The great deception, however, she could not have suspected: Jon LL, with whom she lived in her house, was nothing like what he claimed to be, because he is neither a doctor nor has any connection with Cuban diplomacy, nor is he on a humanitarian mission to save the lives of innocent civilians in distant wars, as he likes to claim. In reality, this young man, born in Gernika in 1992, has spent almost a decade without any known activity other than lying through a false identity and jumping from house to house of women, with whom he maintains sexual relationships. From the beginning, he promises eternal love, asks for marriage, to have children, and to meet the woman's parents. "He enters your life, right down to the kitchen; he wants to know everything, he wants to know everyone, but he never explains anything about his life," the women describe. Childhood acquaintances remember him as violent, always looking for fights between men, to the point that many places prohibit him from entering.
Fewer followers
Since the ARA published on February 10 and On March 16, articles about this emotional scammer, a dozen women from different parts of Spain have agreed to share their experiences anonymously. They are women in their thirties who, when they discovered the truth, turned to social media looking for answers. Although they would like to confront the "serial predator" he is, they avoid contacting them. Now, they want to expose him and are moving from rage to action. In fact, in these three months of articles, the man's Instagram account has lost more than 300 followers, and other media outlets have also echoed the story. "Surely many are victims who have realized who he is," the witnesses agree.
The emergence of these women has also served to fill in the blanks and confirm that, when he is kicked out of a house because the woman speaks volumes about his changes in attitude and aggressive behavior, he runs to the homes of other victims or takes refuge with his family in Gernika. "In fact, we all know each other because he talks about many women, but he says they are friends," they say.
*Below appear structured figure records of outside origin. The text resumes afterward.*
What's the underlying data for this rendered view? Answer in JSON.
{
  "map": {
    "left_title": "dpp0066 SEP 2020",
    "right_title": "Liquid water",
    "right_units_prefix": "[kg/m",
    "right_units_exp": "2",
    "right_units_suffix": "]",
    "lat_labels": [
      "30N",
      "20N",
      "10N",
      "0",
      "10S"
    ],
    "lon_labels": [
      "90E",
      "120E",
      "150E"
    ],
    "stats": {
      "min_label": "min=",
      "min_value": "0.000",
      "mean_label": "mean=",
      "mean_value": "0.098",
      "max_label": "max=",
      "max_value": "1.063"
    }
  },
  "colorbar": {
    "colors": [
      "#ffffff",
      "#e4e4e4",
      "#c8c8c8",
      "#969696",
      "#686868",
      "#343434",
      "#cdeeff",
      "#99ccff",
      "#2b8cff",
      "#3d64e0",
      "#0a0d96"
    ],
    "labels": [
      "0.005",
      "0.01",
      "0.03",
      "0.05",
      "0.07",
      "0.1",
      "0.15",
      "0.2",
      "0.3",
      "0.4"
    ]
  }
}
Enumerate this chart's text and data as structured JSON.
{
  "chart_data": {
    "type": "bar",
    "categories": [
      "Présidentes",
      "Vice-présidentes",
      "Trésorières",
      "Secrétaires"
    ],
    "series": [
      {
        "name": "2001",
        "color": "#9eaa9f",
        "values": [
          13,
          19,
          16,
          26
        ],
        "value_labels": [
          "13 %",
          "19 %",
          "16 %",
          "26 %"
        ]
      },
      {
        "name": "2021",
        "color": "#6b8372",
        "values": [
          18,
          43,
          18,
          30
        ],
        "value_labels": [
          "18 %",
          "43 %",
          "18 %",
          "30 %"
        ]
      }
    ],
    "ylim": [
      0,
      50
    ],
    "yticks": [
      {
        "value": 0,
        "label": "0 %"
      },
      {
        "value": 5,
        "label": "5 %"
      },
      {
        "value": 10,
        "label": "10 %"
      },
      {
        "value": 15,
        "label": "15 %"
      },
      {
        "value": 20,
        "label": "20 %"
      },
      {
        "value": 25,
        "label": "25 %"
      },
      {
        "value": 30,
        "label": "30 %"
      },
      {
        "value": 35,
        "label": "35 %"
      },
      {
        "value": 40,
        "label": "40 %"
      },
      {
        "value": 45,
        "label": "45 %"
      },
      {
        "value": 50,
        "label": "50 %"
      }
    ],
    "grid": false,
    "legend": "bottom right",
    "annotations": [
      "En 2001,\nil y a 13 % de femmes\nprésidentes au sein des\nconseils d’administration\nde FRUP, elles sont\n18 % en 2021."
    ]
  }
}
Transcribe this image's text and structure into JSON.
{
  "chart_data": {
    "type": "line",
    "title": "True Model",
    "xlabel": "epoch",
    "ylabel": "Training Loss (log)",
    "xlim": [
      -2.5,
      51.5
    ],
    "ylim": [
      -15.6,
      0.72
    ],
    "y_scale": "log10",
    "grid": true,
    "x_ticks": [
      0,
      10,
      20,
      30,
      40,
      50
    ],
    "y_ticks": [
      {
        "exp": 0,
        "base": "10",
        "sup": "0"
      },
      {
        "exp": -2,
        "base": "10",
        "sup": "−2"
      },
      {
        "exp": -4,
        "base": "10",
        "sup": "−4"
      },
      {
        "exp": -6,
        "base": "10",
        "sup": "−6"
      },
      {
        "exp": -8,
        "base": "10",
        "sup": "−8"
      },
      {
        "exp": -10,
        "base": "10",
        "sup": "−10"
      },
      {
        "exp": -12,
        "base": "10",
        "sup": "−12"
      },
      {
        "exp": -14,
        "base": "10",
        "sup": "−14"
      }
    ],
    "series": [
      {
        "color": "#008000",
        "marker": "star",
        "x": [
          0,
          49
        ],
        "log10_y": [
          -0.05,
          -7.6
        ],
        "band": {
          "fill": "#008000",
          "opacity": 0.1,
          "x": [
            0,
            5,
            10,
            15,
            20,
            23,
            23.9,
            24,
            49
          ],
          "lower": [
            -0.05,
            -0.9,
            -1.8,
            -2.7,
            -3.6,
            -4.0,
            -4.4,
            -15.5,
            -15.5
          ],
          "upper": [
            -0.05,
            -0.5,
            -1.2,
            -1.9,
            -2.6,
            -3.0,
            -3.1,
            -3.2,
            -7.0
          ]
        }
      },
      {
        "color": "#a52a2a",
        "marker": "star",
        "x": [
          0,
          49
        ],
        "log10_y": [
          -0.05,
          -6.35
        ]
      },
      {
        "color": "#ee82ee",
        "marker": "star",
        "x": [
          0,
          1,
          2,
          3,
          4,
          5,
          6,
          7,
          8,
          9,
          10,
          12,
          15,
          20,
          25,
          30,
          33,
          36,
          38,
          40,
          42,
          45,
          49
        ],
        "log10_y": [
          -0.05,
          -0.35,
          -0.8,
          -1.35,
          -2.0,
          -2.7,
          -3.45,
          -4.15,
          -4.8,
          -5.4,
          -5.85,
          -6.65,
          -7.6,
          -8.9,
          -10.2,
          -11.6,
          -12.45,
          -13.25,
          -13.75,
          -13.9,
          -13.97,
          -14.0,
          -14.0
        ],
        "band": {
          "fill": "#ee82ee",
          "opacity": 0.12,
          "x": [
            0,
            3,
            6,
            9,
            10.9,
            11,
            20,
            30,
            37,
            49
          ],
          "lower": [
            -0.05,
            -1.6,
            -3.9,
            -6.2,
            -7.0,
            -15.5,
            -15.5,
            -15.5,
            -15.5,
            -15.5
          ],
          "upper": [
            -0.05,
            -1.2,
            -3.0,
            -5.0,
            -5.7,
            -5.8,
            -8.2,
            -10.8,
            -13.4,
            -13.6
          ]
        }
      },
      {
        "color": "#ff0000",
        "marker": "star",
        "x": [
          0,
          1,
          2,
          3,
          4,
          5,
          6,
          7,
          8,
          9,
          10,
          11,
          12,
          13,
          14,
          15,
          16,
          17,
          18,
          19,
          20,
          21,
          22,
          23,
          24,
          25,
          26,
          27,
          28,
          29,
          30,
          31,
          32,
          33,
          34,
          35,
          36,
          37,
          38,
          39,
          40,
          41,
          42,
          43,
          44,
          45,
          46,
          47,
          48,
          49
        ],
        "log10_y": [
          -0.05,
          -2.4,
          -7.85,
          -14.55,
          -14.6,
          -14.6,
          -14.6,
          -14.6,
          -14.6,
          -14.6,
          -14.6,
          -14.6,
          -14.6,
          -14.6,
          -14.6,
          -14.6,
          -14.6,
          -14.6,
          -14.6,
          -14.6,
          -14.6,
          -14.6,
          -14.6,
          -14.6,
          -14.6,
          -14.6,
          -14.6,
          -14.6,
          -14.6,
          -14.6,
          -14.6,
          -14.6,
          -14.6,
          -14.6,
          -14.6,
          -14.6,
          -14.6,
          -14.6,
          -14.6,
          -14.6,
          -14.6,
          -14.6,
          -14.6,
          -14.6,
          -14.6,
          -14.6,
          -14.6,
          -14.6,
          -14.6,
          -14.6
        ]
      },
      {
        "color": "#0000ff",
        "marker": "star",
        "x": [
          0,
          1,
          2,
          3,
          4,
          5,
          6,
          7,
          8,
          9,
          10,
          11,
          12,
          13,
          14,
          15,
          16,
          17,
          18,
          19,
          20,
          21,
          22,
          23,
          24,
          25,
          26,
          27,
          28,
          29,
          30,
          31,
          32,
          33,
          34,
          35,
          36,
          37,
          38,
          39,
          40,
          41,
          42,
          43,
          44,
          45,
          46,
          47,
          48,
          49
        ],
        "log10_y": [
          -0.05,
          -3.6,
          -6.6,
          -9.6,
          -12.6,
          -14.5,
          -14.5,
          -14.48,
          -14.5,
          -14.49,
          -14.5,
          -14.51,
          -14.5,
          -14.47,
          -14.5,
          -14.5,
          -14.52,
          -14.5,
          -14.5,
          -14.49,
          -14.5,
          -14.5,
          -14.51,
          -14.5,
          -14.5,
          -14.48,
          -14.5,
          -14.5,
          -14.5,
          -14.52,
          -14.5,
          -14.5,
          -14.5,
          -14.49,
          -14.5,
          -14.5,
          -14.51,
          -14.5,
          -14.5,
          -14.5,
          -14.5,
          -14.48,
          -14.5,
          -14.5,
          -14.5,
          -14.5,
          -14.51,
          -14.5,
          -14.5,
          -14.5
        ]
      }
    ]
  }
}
It has also been proven that he has given away gifts that other women had given him, believing they were for his sister, mother, or a childhood friend. "I'm convinced that it sexually arouses him to give us things that belong to other women, to playfully talk about us with others because it's a form of control," says one of the victims. With the episode closed, they admit that, in part, publishing their experiences has been therapeutic and cathartic: "He's made us feel like we belong to a group, he's blamed us, and he's given us strength because life must go on."